How he’ll do at that assignment remains to be seen. But he seems off to a good start, at least when it comes to public relations. Grabauskas spent more than two hours at Civil Beat‘s office last week, chatting easily and intelligently about how he sees Honolulu, its problems, its future and how rail fits into that larger picture.

It was a good first date. We hope to see much more of him. Meanwhile, here’s our initial take on Honolulu’s newest political celebrity.

First, he’s very capable of articulating why he believes Honolulu needs rail. Transportation problems are a major buzzkill when it comes to economic growth and the prosperity and potential of large numbers of residents, particularly those who live in West Oahu but must commute to jobs in the downtown area. Infill development is one way to accommodate a growing urban area, but Honolulu is already spread out.

“Density without mobility is death,” he told us. “That’s what the H-1 is. People are dying out there.”

The rail project should be viewed as more than just this initial 20-mile leg from Kapolei to Ala Moana, he says. Grabauskas envisions spokes from the main line running to the University of Hawaii at Manoa and Salt Lake, for starters. He talks about an old picture of the Massachusetts Bay Transportation Authority that he keeps in his office. It shows the first 10th of a mile that was built a century ago. The oldest subway in the country, it’s now 880 miles of track. But it all started with that first little segment, Grabauskas notes.

Perhaps one of the more refreshing things about the new rail chief is that he’s not shy about pointing out the blemishes in Honolulu that many of us have learned to live with. He’s a newcomer for sure, but his message is there are places where this emperor has no clothes.

Just like the rest of us he’s been stuck in traffic plenty of times, too, in the two weeks he’s called Honolulu home. “If there’s one thing everybody agrees on it’s that traffic is craptacular.”

And to the rail critics who complain about Honolulu’s “virgin” view planes, Grabauskas asks: What view planes? Large swaths of Honolulu are already cut up. Think airport viaduct and the H-2 freeway. The elevated rail might actually allow a better view of the island’s spectacular beaches and breaking blue waves.

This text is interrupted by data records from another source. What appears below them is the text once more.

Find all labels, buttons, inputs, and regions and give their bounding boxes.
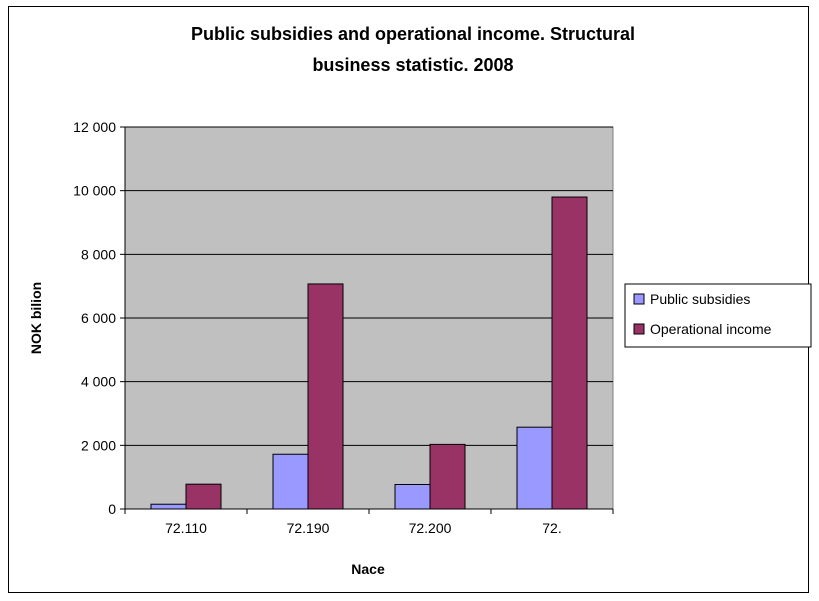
y-tick-label: 8 000 bbox=[81, 246, 116, 262]
bar bbox=[185, 483, 222, 510]
gridlines bbox=[125, 126, 613, 446]
legend-label: Operational income bbox=[650, 321, 772, 337]
x-tick-label: 72.190 bbox=[287, 520, 330, 536]
y-tick-label: 6 000 bbox=[81, 310, 116, 326]
bar bbox=[429, 443, 466, 510]
y-tick-label: 4 000 bbox=[81, 374, 116, 390]
chart-title-line-1: Public subsidies and operational income.… bbox=[191, 24, 635, 44]
legend: Public subsidies Operational income bbox=[624, 283, 812, 348]
bar bbox=[150, 503, 187, 510]
y-axis: 0 2 000 4 000 6 000 8 000 10 000 12 000 bbox=[73, 119, 126, 517]
x-axis: 72.110 72.190 72.200 72. bbox=[124, 508, 614, 536]
y-tick-label: 10 000 bbox=[73, 183, 116, 199]
x-tick-label: 72.110 bbox=[165, 520, 207, 536]
legend-box bbox=[624, 283, 812, 348]
bar bbox=[516, 426, 553, 510]
chart-title-line-2: business statistic. 2008 bbox=[312, 55, 513, 75]
x-tick-label: 72.200 bbox=[409, 520, 452, 536]
legend-label: Public subsidies bbox=[650, 291, 750, 307]
y-axis-label: NOK bilion bbox=[28, 282, 44, 354]
y-tick-label: 12 000 bbox=[73, 119, 116, 135]
y-tick-label: 2 000 bbox=[81, 437, 116, 453]
bar bbox=[307, 283, 344, 510]
x-axis-label: Nace bbox=[351, 561, 385, 577]
legend-swatch bbox=[633, 293, 645, 305]
y-tick-label: 0 bbox=[108, 501, 116, 517]
x-tick-label: 72. bbox=[542, 520, 561, 536]
bar bbox=[272, 453, 309, 510]
bar bbox=[394, 483, 431, 510]
bar bbox=[551, 196, 588, 510]
legend-swatch bbox=[633, 323, 645, 335]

If you hide behind the argument that the rail doesn’t solve anything, you end up doing nothing, he says. Possibly, although to be fair other proposals for bus rapid transit and more commuter lanes have been put on the table.

Still, Grabauskas is intent on quickly and expertly getting HART’s vision in front of as many community groups, neighborhood boards and voters as possible. He’s been making the rounds of local news outlets, and wooing us with promises of better transparency and a willingness to answer our sometimes pesky and persistent questions.

So we’re eager to see where this new relationship goes.

He says Honolulu is having cold feet at the altar. But can he coax us into marriage? We’ll see.